Fig. 3. X-PAK5 K/R expression affects the localization of mesodermal markers. Four-cell stage embryos were injected either with 300 pg of gfp mRNA or with
300 pg of GFP-X-PAK5 K/R mRNA in the DMZ and fixed at the indicated time. Expression of mesodermal genes was analyzed by in situ hybridization.
Expressions in gfp control (Ctrl) and GFP-X-PAK5 K/R-injected embryos are compared in each panel. (A) Expression of Brachury (Xbra) at stage 10+. (B)

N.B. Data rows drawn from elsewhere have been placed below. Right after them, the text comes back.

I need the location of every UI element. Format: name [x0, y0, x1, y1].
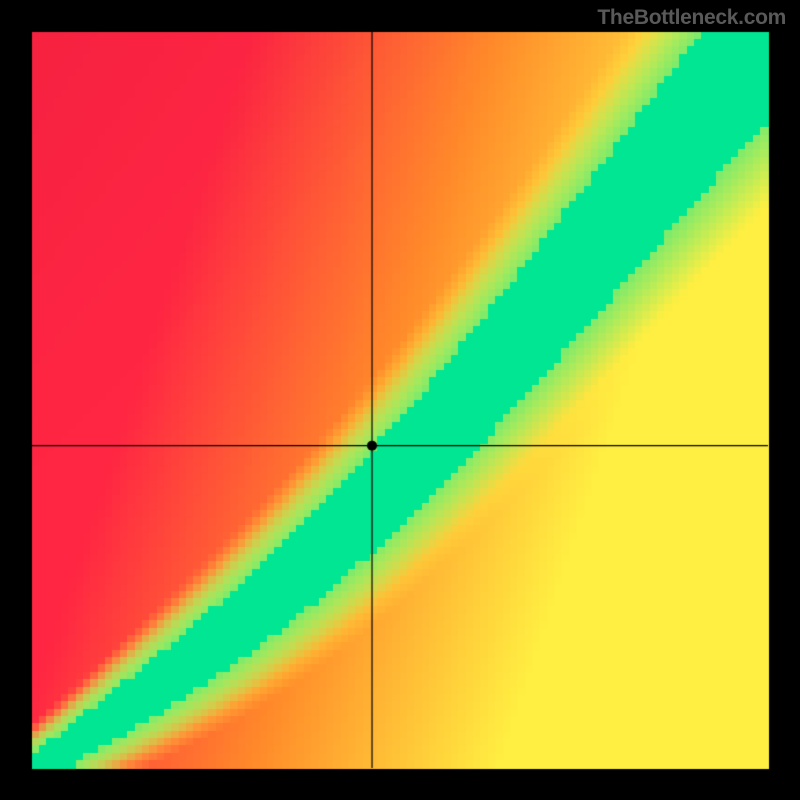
bottleneck-heatmap	[0, 0, 800, 800]
watermark-text: TheBottleneck.com	[597, 6, 786, 30]
chart-container: TheBottleneck.com	[0, 0, 800, 800]
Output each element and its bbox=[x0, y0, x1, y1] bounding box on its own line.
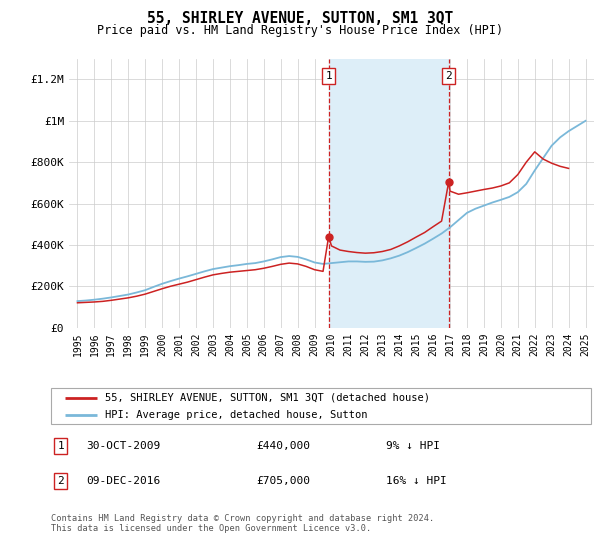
Text: 9% ↓ HPI: 9% ↓ HPI bbox=[386, 441, 440, 451]
Text: 2: 2 bbox=[445, 71, 452, 81]
Text: 1: 1 bbox=[325, 71, 332, 81]
Text: 09-DEC-2016: 09-DEC-2016 bbox=[86, 476, 160, 486]
Text: 30-OCT-2009: 30-OCT-2009 bbox=[86, 441, 160, 451]
Text: £705,000: £705,000 bbox=[256, 476, 310, 486]
Text: 16% ↓ HPI: 16% ↓ HPI bbox=[386, 476, 446, 486]
Text: HPI: Average price, detached house, Sutton: HPI: Average price, detached house, Sutt… bbox=[105, 410, 367, 421]
Bar bbox=[329, 59, 449, 328]
Text: 1: 1 bbox=[58, 441, 64, 451]
Text: 55, SHIRLEY AVENUE, SUTTON, SM1 3QT (detached house): 55, SHIRLEY AVENUE, SUTTON, SM1 3QT (det… bbox=[105, 393, 430, 403]
Text: Price paid vs. HM Land Registry's House Price Index (HPI): Price paid vs. HM Land Registry's House … bbox=[97, 24, 503, 37]
Text: 55, SHIRLEY AVENUE, SUTTON, SM1 3QT: 55, SHIRLEY AVENUE, SUTTON, SM1 3QT bbox=[147, 11, 453, 26]
Text: £440,000: £440,000 bbox=[256, 441, 310, 451]
Text: 2: 2 bbox=[58, 476, 64, 486]
Text: Contains HM Land Registry data © Crown copyright and database right 2024.
This d: Contains HM Land Registry data © Crown c… bbox=[51, 514, 434, 534]
FancyBboxPatch shape bbox=[51, 388, 591, 424]
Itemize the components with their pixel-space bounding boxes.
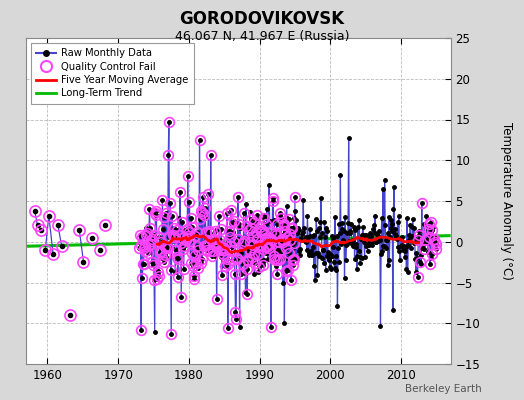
Text: 46.067 N, 41.967 E (Russia): 46.067 N, 41.967 E (Russia): [174, 30, 350, 43]
Text: GORODOVIKOVSK: GORODOVIKOVSK: [179, 10, 345, 28]
Text: Berkeley Earth: Berkeley Earth: [406, 384, 482, 394]
Y-axis label: Temperature Anomaly (°C): Temperature Anomaly (°C): [500, 122, 512, 280]
Legend: Raw Monthly Data, Quality Control Fail, Five Year Moving Average, Long-Term Tren: Raw Monthly Data, Quality Control Fail, …: [31, 43, 193, 104]
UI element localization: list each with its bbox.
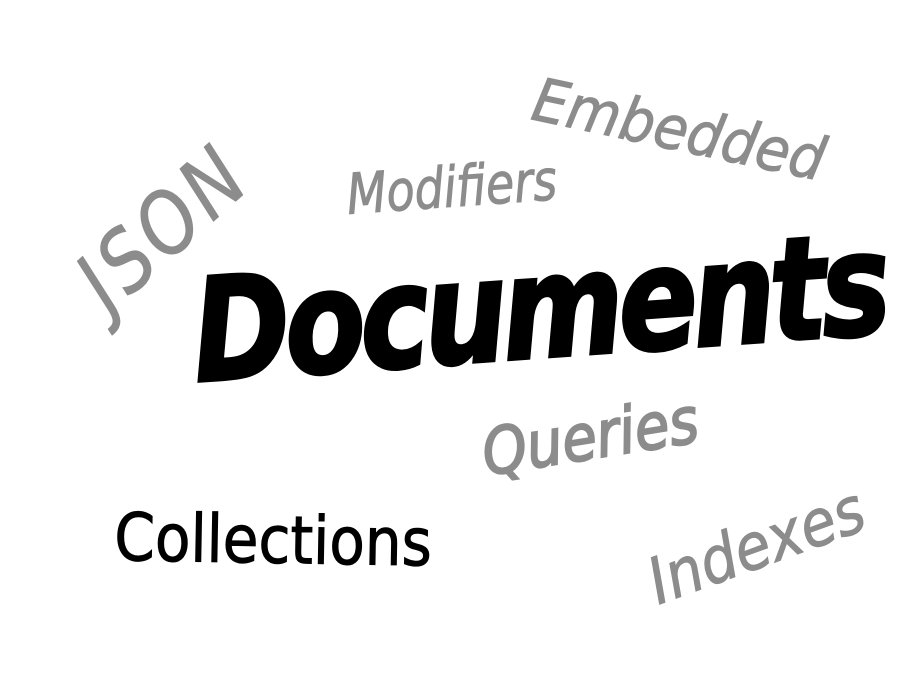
word-documents: Documents bbox=[186, 201, 892, 418]
word-collections: Collections bbox=[113, 499, 433, 582]
word-embedded: Embedded bbox=[526, 65, 832, 196]
word-modifiers: Modifiers bbox=[344, 148, 560, 228]
word-indexes: Indexes bbox=[638, 473, 876, 620]
word-queries: Queries bbox=[476, 383, 704, 492]
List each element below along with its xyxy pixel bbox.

Expression of gooscoid at stage 10+. (C) Expression of Brachury (Xbra) at stage 11.5. Note that Xbra expression in GFP-X-PAK5 K/R embryos is reduced in
the notochordal mesoderm (as indicated by black arrow) indicating that in GFP-X-PAK5 K/R-injected embryos, the dorsal mesoderm failed to involute during
gastrulation. (D) Expression of Xgsc at stage 12. Black arrows indicate the two domains of Xgsc expression in GFP-X-PAK5 K/R-injected embryos. (E)
Expression of Xotx-2 at stage 12.5. Black arrows indicate Xotx-2 staining in the blastopore lip in X-PAK5-KR-expressing embryos. (F) Expression of Xnot at
early neurula stage. In gfp control (Ctrl) embryos, Xnot expression is localized in the notochordal mesoderm whereas its expression is localized in the dorsal
blastopore lip in GFP-X-PAK5 K/R-injected embryos, indicating that the notochord was not elongated in GFP-X-PAK5 K/R-injected embryos.